1.1 Bedeutung der Gesellschafterversammlung im Kompetenzgefüge der GmbH
Rz. 823
Das Verhältnis der Gesellschafterversammlung gegenüber der Geschäftsführung und ggf. dem (in der Regel fakultativen) Aufsichtsrat einer GmbH und damit deren Bedeutung weist Besonderheiten gegenüber den Versammlungen der Eigentümer von Wohnungs- und Immobilienunternehmen anderer Rechtsformen auf, das heißt der Hauptversammlung einer AG und der Generalversammlung einer Wohnungsgenossenschaft.
Rz. 824
Im Genossenschaftsrecht hat der Vorstand die Genossenschaft unter eigener Verantwortung zu leiten (§ 27 Abs. 1 Satz 1 GenG). Er hat allerdings die Beschränkungen zu beachten, die durch die Satzung festgesetzt wurden (§ 27 Abs. 1 Satz 2 GenG). Abgesehen vom Ausnahmefall der Kleinstgenossenschaften mit nicht mehr als 20 Mitgliedern mit einer entsprechenden Regelung in der Satzung (§ 27 Abs. 1 Satz 3 GenG) kann nach heutiger wohl weit überwiegender und zutreffender Auffassung die Generalversammlung dem Vorstand einer Wohnungsgenossenschaft keine rechtsverbindlichen Weisungen erteilen. Im Aktienrecht ist sogar ausdrücklich geregelt, dass die Hauptversammlung über Fragen der Geschäftsführung nur entscheiden kann, wenn der Vorstand es verlangt (§ 119 Abs. 2 AktG).
Rz. 825
Die Vorschrift des § 52 Abs. 1 GmbHG verweist dagegen gerade nicht auf die Regelung des § 119 Abs. 2 AktG für den Fall, dass im Gesellschaftsvertrag nichts anderes bestimmt ist. Vielmehr gilt im GmbH-Recht das Primat der Gesellschafter. Das bedeutet, dass die Eigentümer der Gesellschaft durch Beschluss der Geschäftsführung Beschränkungen in allen Angelegenheiten der Gesellschaft auferlegen können. Zudem ermöglicht das GmbH-Recht den Gesellschaftern ein (negatives) Vetorecht sowie ein (positives) Weisungsrecht im Hinblick auf Entscheidungen und Maßnahmen der Geschäftsführung.
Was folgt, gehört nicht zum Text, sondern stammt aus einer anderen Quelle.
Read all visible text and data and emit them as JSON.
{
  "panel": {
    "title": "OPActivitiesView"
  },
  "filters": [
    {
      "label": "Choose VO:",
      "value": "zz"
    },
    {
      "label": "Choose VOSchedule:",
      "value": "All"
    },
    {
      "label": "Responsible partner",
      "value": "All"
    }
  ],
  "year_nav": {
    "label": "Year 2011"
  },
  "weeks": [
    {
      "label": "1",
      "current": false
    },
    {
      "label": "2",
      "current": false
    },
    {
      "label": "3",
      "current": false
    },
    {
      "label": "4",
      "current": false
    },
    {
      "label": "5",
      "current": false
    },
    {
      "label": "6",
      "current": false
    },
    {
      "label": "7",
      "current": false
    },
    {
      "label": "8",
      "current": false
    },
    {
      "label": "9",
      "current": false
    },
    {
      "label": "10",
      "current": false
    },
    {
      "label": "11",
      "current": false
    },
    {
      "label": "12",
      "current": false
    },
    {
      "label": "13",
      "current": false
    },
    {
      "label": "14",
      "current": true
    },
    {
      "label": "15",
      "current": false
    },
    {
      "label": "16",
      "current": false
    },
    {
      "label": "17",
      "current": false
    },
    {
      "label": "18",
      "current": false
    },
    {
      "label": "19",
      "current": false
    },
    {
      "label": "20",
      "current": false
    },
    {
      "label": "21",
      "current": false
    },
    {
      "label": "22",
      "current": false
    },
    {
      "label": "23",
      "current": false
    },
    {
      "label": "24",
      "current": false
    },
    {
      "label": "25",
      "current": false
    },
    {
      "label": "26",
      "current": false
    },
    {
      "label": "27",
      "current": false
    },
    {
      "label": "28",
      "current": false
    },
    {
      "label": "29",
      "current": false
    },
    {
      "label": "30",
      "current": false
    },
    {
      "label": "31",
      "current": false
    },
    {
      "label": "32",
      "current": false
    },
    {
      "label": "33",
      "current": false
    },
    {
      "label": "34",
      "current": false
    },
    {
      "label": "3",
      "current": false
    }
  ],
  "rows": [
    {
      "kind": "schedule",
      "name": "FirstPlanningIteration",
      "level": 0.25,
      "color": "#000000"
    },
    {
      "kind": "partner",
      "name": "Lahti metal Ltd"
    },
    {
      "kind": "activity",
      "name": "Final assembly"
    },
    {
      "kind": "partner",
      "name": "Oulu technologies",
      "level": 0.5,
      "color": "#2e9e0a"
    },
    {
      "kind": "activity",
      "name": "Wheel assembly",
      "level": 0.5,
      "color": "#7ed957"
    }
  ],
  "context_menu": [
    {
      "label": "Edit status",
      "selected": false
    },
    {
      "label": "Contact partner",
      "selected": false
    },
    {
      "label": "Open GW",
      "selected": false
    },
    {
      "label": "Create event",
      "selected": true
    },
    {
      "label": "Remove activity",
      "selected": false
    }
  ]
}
Hierin liegt in rechtlicher Hinsicht ein zentraler struktureller Unterschied zwischen der Wohnungs- und Immobiliengesellschaft mbH und den Wohnungs- und Immobilienunternehmen in den Rechtsformen der Genossenschaft und AG.
1.2 Umfang und Grenzen der Gestaltungsmöglichkeiten im Gesellschaftsvertrag
Rz. 826
Das GmbH-Recht bietet Wohnungs- und Immobiliengesellschaften weitreichende Gestaltungsmöglichkeiten im Gesellschaftsvertrag. So besteht vor allem die Möglichkeit, den Aufgabenkreis der Gesellschafterversammlung durch entsprechende Regelungen im Gesellschaftsvertrag zu erweitern sowie bestimmte Aufgaben von der Zustimmung anderer Organe der GmbH, anderer Gesellschafter oder ggf. sogar Außenstehender abhängig zu machen oder sie auf diese zu verlagern.
1.2.1 Überblick
Rz. 827
§ 45 Abs. 1 GmbHG sieht vor, dass die Rechte, die den Gesellschaftern in den Angelegenheiten der Gesellschaft zustehen, insbesondere in Bezug auf die Führung der Geschäfte, sowie die Ausübung derselben sich nach dem Gesellschaftsvertrag bestimmen, soweit nicht gesetzliche Vorschriften entgegenstehen. Erst wenn besondere Bestimmungen dazu im Gesellschaftsvertrag fehlen, finden die Vorschriften der §§ 46 bis 51 GmbHG Anwendung (§ 45 Abs. 2 GmbHG).
Rz. 828
"Rechte" im Sinne des § 45 Abs. 1 GmbHG in den Angelegenheiten der GmbH umfassen nur die Mitgliedschaftsrechte der Gesellschafter. Mitgliedschaftsrechte lassen sich in Verwaltungs- oder Herrschaftsrechte und Vermögensrechte unterteilen. Unabhängig davon, ob die Regelung des § 45 Abs. 1 GmbHG alle Mitgliedschaftsrechte umfasst, können Vermögensrechte ebenso weitgehend im Gesellschaftsvertrag geregelt werden. Dazu gehören zum Beispiel die Ergebnisverwendung (§ 29 GmbHG) sowie die Vermögensverteilung im Rahmen der Liquidation (§ 72 GmbHG).
Rz. 829
Zu den Verwaltungsrechten der einzelnen Gesellschafter gehören:
- das Stimmrecht,
- das Recht auf Teilnahme an der Gesellschafterversammlung,
- das Recht auf Geltendmachung von Mängeln der Gesellschafterbeschlüsse sowie im weiteren Sinn (und nicht bzw. nur eingeschränkt im Gesellschaftsvertrag regelbar)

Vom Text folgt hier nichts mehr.